Amour cadenassé
Mon titre d’aujourd’hui est certes un peu neuneu, et c’est par pure démagogie que je l’ai choisi : il faut bien courir après les lecteurs...
Donc, depuis 2008 si nous sommes bien renseignés, le Pont-des-Arts, qui traverse la Seine à Paris entre le Louvre et l’Institut, est le théâtre d’un phénomène curieux et sympathique. Comme il est équipé de garde-fous grillagés, les amoureux qui passent par là ont pris l’habitude d’accrocher à ces grillages des cadenas sur lesquels ils ont écrit leurs prénoms. Et, la chose faite, ils jettent la clé dans la Seine. En quelques années, ces décorations inattendues, qui se comptent à présent en dizaines de milliers, ont entièrement recouvert les grilles. Si bien que quelques grincheux se sont émus, et ont prétendu que le poids de ces accessoires faisait courir un danger au pont. Craignent-ils qu’à l’instar de la défunte piscine Deligny, il en vienne à couler par le fond ?
Bref, saisies par ces plaintes, la mairie de Paris s’est émue, et, prenant prétexte que, dimanche 8 juin, deux panneaux composant la rambarde se seraient écroulés, elle a fait enlever les cadenas.

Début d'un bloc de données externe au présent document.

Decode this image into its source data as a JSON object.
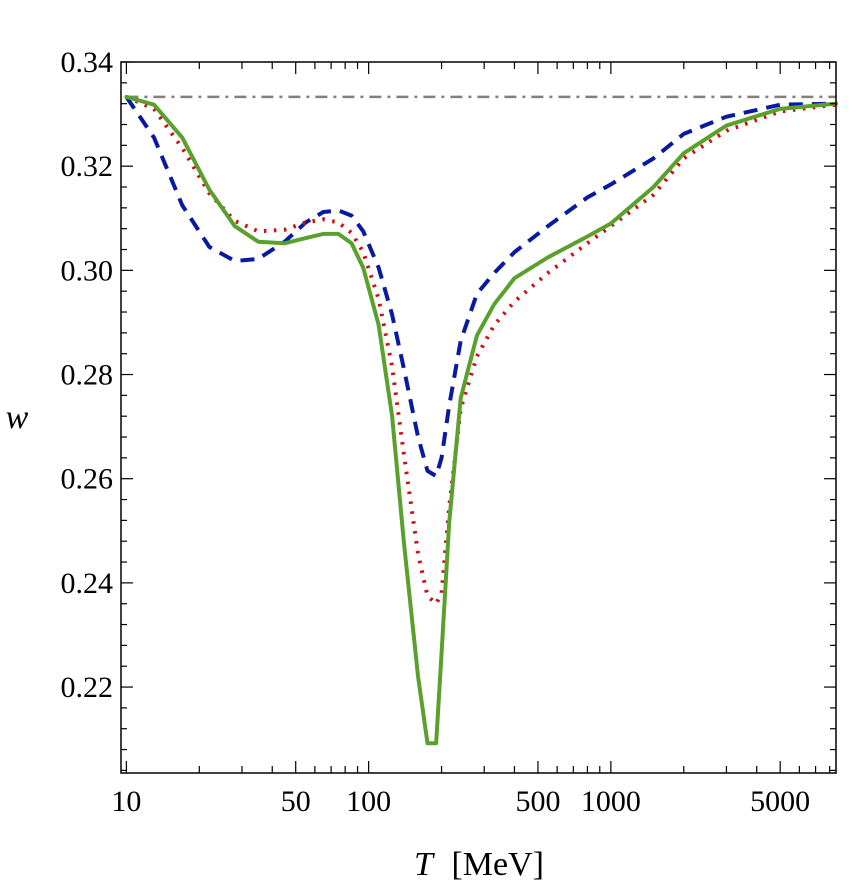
{
  "chart_data": {
    "type": "line",
    "xlabel_var": "T",
    "xlabel_unit": "[MeV]",
    "ylabel": "w",
    "x_scale": "log",
    "xlim": [
      9.5,
      8500
    ],
    "ylim": [
      0.2035,
      0.34
    ],
    "x_ticks": [
      10,
      50,
      100,
      500,
      1000,
      5000
    ],
    "x_tick_labels": [
      "10",
      "50",
      "100",
      "500",
      "1000",
      "5000"
    ],
    "y_ticks": [
      0.22,
      0.24,
      0.26,
      0.28,
      0.3,
      0.32,
      0.34
    ],
    "y_tick_labels": [
      "0.22",
      "0.24",
      "0.26",
      "0.28",
      "0.30",
      "0.32",
      "0.34"
    ],
    "grid": false,
    "legend": "none",
    "series": [
      {
        "style": "dashdot",
        "color": "#808080",
        "x": [
          10,
          8500
        ],
        "y": [
          0.3333,
          0.3333
        ]
      },
      {
        "style": "dashed",
        "color": "#0a1aa0",
        "x": [
          10,
          13,
          17,
          22,
          28,
          35,
          45,
          55,
          65,
          75,
          85,
          95,
          110,
          125,
          140,
          160,
          175,
          190,
          200,
          215,
          240,
          280,
          330,
          400,
          550,
          800,
          1000,
          1500,
          2000,
          3000,
          5000,
          8500
        ],
        "y": [
          0.3333,
          0.3255,
          0.3125,
          0.3045,
          0.3018,
          0.3022,
          0.3055,
          0.3092,
          0.3112,
          0.3115,
          0.3105,
          0.3075,
          0.3005,
          0.2915,
          0.281,
          0.268,
          0.2615,
          0.2605,
          0.264,
          0.274,
          0.2865,
          0.2955,
          0.2995,
          0.3035,
          0.3085,
          0.314,
          0.3165,
          0.3215,
          0.3262,
          0.3295,
          0.3318,
          0.332
        ]
      },
      {
        "style": "dotted",
        "color": "#cc1010",
        "x": [
          10,
          13,
          17,
          22,
          28,
          35,
          45,
          55,
          65,
          75,
          85,
          95,
          110,
          125,
          140,
          160,
          175,
          190,
          200,
          215,
          240,
          280,
          330,
          400,
          550,
          800,
          1000,
          1500,
          2000,
          3000,
          5000,
          8500
        ],
        "y": [
          0.3333,
          0.331,
          0.3235,
          0.3148,
          0.3095,
          0.3075,
          0.3078,
          0.3092,
          0.3098,
          0.3092,
          0.3072,
          0.3035,
          0.2945,
          0.2815,
          0.2645,
          0.2455,
          0.2375,
          0.236,
          0.238,
          0.2545,
          0.2735,
          0.2835,
          0.2895,
          0.294,
          0.2995,
          0.3052,
          0.3085,
          0.3145,
          0.3215,
          0.3268,
          0.3305,
          0.3318
        ]
      },
      {
        "style": "solid",
        "color": "#5aa02c",
        "x": [
          10,
          13,
          17,
          22,
          28,
          35,
          45,
          55,
          65,
          75,
          85,
          95,
          110,
          125,
          140,
          160,
          175,
          190,
          200,
          215,
          240,
          280,
          330,
          400,
          550,
          800,
          1000,
          1500,
          2000,
          3000,
          5000,
          8500
        ],
        "y": [
          0.3333,
          0.3318,
          0.3255,
          0.3155,
          0.3085,
          0.3055,
          0.3052,
          0.3062,
          0.307,
          0.307,
          0.3052,
          0.3005,
          0.2895,
          0.272,
          0.2475,
          0.222,
          0.2092,
          0.2092,
          0.2265,
          0.2515,
          0.2755,
          0.2875,
          0.2935,
          0.2985,
          0.3025,
          0.3065,
          0.309,
          0.316,
          0.3225,
          0.3278,
          0.331,
          0.332
        ]
      }
    ]
  }
}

C’est du moins ce que nous a raconté France Inter, ce matin, au journal de sept heures et demie, car il importait de commencer par cette nouvelle capitale la journée de ce vendredi 13 sur le journal radiophonique le plus écouté de France.
Moi, vous me connaissez ? Je me suis empressé d’aller sur place afin de vérifier que notre chère radio ne tombait pas son travers habituel, raconter des bobards non vérifiés, et glanés sur Internet par des journalistes cossards. Voici donc, avec l’illustration qui s’imposait, le résultat de mon enquête.
Le Pont-des-Arts, long de cent cinquante mètres, est bordé sur les deux côtés par cinquante-six panneaux et demi (ben oui, du côté de l’Institut, les derniers panneaux sont deux fois plus courts), mesurant 2,65 mètres de large chacun. Donc au total, on dénombre cent treize panneaux grillagés, tous riches en cadenas – vendus sur place par d’habiles commerçants, qui n’ont pas perdu le nord –, au point que lesdits panneaux en sont devenus opaques. Et sur ces cent treize panneaux, les employés de l’Hôtel de Ville, armés d’un coupe-boulons, en ont nettoyé... DEUX ! Lesquels, immédiatement après cette opération d’utilité publique, ont été regarnis de centaines de nouveaux cadenas par d’autres amoureux odieusement récidivistes, de toute évidence animés des pires intentions ponticides.
Je souhaite bon courage aux édiles de la Ville de Paris, ainsi qu’aux employés qu’elle enverra sur place afin de nettoyer un à un les cent onze panneaux qui restent. Avant qu’ils aient achevé, la chère Anne Hidalgo, qui a ainsi réactualisé le mythe de Sisyphe, aura terminé son mandat. Sous les vivats, sans doute.